Sling Blade put Thornton forward as one of the many promising directors of the mid-1990s indie scene; it was also among the last releases of Miramax’s golden period, before their pursuit for Oscar gold and easy profits led the brothers Weinstein to take less frequent risks on chancy films like this one. His next two directorial credits were both for Miramax, and he would probably be hard-pressed to pinpoint which had a more disappointing result; his muddled but enjoyable Southern comedy Daddy and Them (which he wrote, directed, and starred in) went not even direct to DVD, but direct to cable, while his film version of Cormac McCarthy’s All The Pretty Horses (which he only directed) went though a production and editing process which could politely be called “troubled” (for what it’s worth, I rather liked that highly-scorned picture as well).

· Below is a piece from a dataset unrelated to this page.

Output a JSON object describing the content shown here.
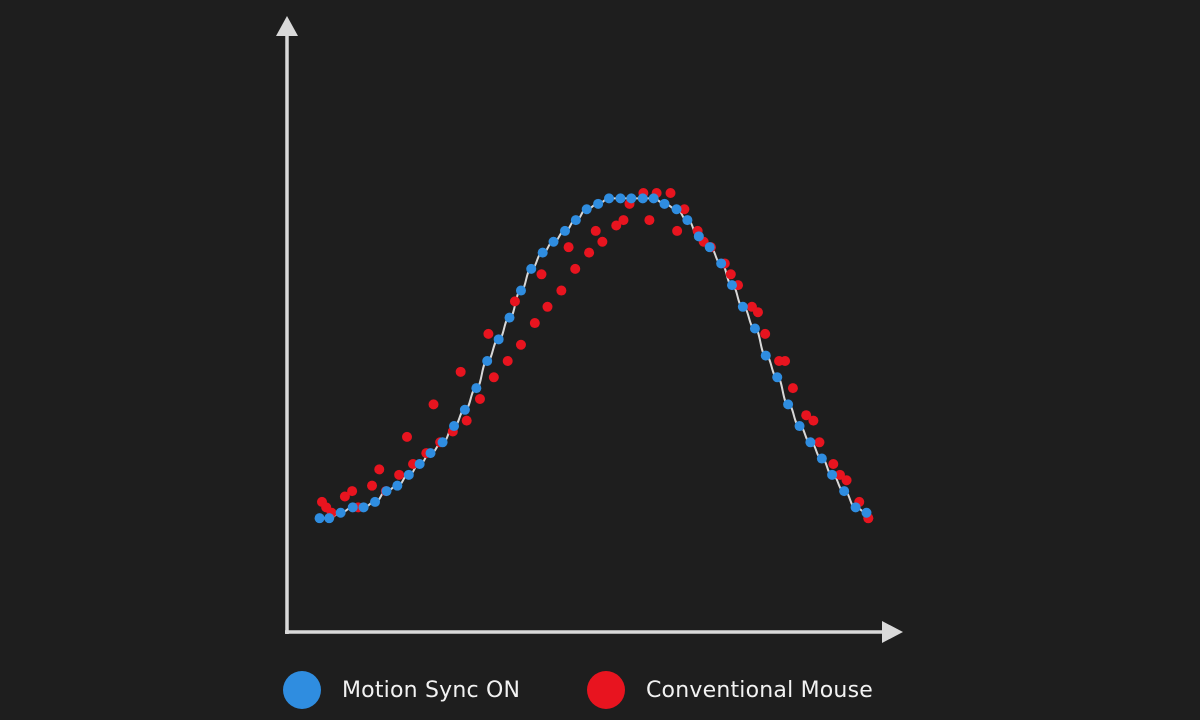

He hasn’t written or directed since, and we’re poorer for it. Even in this, his directorial debut, Thornton’s filmmaking is mature and patient; he tends to hold his scenes and monologues out in long, unbroken takes, trusting the audience (and his screenplay) to focus on the words and take in the compositions, rather than breaking the deliberate pace with choppy edits and pushy framing. His compositions are carefully chosen—during a scene of verbal and physical abuse in Linda’s living room, Thornton stays in a wide shot, with Karl seated in the lower corner, listening and barely reacting, while a later shot stays over Doyle’s shoulder as he apologizes to Linda, Karl, and Frank, recognizing that our primary point of interest in the scene is Frank’s angry reaction, and shooting and editing accordingly. This no-cutaway method of shooting does cause a couple of scenes (like a rambling, post-jam conversation scene with Doyle’s thrown-together “band”) to run on a bit too long, but never to a point of distraction. In fact, from its startling opening scenes to the matter-of-fact brutality of its climax, Sling Blade is a film that never steps wrong—it is a rich, textured, terrific picture.